Hugo Barra, former head of Oculus at Meta, writes about Vision Pro being an over-engineered “devkit”.

(Sometimes for a blog post such as this one, I repurpose a comment on a link site.)

They could have waited for it to fit into glasses and launched a better product. But Apple builds product-platforms. They have to start on the chicken-egg problem of getting apps on a platform to attract users versus getting users on a platform to attract developers.

If it’s cautiously over-specced, well, that’s how the first Apple Watch was. They offloaded much of the compute to your phone just to be cautious about battery—it would flop if it turned out it didn’t really last all day. Later, the watch ran its own apps. I’m skeptical of the author’s idea that they’ll make the opposite move here.
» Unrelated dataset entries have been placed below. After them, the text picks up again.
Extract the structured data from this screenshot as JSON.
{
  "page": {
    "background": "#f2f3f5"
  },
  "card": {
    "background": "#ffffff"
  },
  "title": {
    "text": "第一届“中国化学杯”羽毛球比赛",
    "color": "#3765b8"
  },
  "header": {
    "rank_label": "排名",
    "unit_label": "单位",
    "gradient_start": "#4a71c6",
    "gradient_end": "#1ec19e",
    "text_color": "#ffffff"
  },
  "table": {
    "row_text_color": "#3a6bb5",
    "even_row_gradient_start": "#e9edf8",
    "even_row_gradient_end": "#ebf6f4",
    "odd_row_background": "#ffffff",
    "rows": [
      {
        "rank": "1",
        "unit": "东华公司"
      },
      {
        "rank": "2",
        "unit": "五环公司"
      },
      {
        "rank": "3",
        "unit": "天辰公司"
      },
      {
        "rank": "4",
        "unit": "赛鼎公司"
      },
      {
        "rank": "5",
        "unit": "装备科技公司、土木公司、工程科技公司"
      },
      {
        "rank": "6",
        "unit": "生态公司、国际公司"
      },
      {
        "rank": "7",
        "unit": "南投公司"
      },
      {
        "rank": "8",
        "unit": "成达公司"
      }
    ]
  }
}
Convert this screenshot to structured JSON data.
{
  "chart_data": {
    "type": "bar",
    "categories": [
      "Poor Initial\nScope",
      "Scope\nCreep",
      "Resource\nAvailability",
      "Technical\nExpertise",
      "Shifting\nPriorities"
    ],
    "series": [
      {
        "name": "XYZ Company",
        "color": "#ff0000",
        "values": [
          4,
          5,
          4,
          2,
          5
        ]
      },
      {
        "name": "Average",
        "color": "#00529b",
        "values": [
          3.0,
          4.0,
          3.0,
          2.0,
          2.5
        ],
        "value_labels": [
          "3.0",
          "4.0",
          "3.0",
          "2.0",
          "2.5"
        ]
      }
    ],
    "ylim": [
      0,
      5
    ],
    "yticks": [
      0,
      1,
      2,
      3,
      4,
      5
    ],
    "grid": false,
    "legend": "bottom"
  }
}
I think this first Vision Pro really is a dev kit in the sense that it’s meant to expose developers to “spatial computing” as a medium and get them thinking about what to build. You won’t invent a killer app for the web if you’ve never used a browser. That this dev kit is presented as a shiny product gets it on more heads, which means more thinking within their audience that could lead to a more filled-out platform.

At this price only companies, indie devs, and enthusiast users should be buying. Yet for the price of two Vision Pros converted to 1977 dollars, you could have just barely bought an Apple II.

Rumors say they’re working on a model that drops the price by over half. I think this product is aimed at the success of that one.